The Mudcat Café TM
Thread #90990   Message #1729779
Posted By: JohnInKansas
29-Apr-06 - 03:26 AM
Thread Name: Tech: Posting in fonts.
Subject: RE: Tech: Posting in fonts.
Bill D -

By "webmeister" of course I was referring to the master of your local network, said genius being the person in charge of providing "IT" resources, furnishing appropriate programs, and assuring they're properly installed on your individual machine.

The real point is that all the bells and whistles for full use of Unicode coding can be installed on WinXP or Win2K, but you can't get it unless you have access to a Server version of Windows. It doesn't come packaged separately - at least as far as I can tell.

An indication of how complex it is to actually use a Unicode equipped setup may be had from the little known(?) fact that when Microsoft Press made the newest edition of the "Bible" on International Character usage, [Developing International Software, 2d ed, ISBN 0-7356-1583-7, © 2003, USA $69.99/Canada $99.99] they did NOT set up any of the layout people or editors to actually use Unicode.
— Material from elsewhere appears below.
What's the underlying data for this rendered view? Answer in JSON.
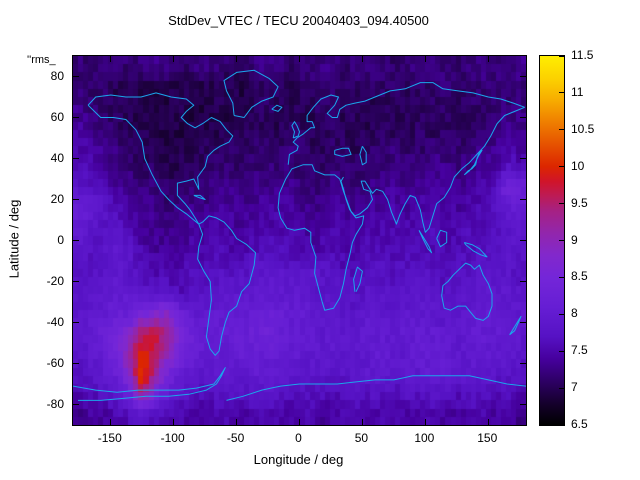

ONE artist retrieved individual glyphs for each "foreign" character or bit of "non-Latin" text required in the book, and made .jpg graphics for insertion and printing of the book. (or so I'm told)

WinXP supposedly contains, in the default setup, at least two "extended fonts" that contain many more characters than in the usual Latin 1 setup. I don't remember for sure, but I believe that Tahoma TTF may be one of them (sans-serif) and Times New Roman TTF may be the serif version - but don't quote me, since I haven't looked it up recently. In addition, "Arial Unicode MS font is a full Unicode font." I don't know if this font comes with standard WinXP or Win2K installations, or whether it's one of those "get it from the Server version" things. I don't have it installed. It's HUGE, and additional utilities are required to use the right-to-left char order for some of the glyphs.

Typefaces with exactly the same name may or may not include extended characters. I have at least 7 or 8 "versions" of "Times New Roman," in TTF and Type 1/Type 2, (and possibly in one or more of those multi-use strange styles). Each has a slightly different selection of characters. For the technical purists, the "name" is the name of the typeface. The "font" is the selection of characters from that typeface that are in your box of character glyphs, waiting to be smeared onto a page.

Each typeface has a standard "default glyph" that it "prints" - to the screen or on paper - if you call for a character that is not contained in the font you have loaded. The correct character code should actually be present in your "document," so if someone who has a font - for the typeface they're using - that knows how to "draw" the glyph for that character, they should see it correctly even though you couldn't.

Conversely, if you use a character that works fine on your machine and/or your printer, another person who has a different font, even of the same typeface, that doesn't include that particular character, will see only the "default glyph" for "undefined character."

Nearly all US and Western Euro people will see the "Latin 1" typefaces, for characters from 031 to 255 (decimal codes, the ANSI set) correctly. These are really the only ones you can (usually) assume that anyone will be able to see.

Common fonts may contain many more characters, so there are fairly large selections of additional characters that can usually be used, that most but not necessarily all people will see rendered correctly. Figuring out which characters these are is a DIY process best carried out among a small user group consisting only of people who really need to be "fully legible" to each other.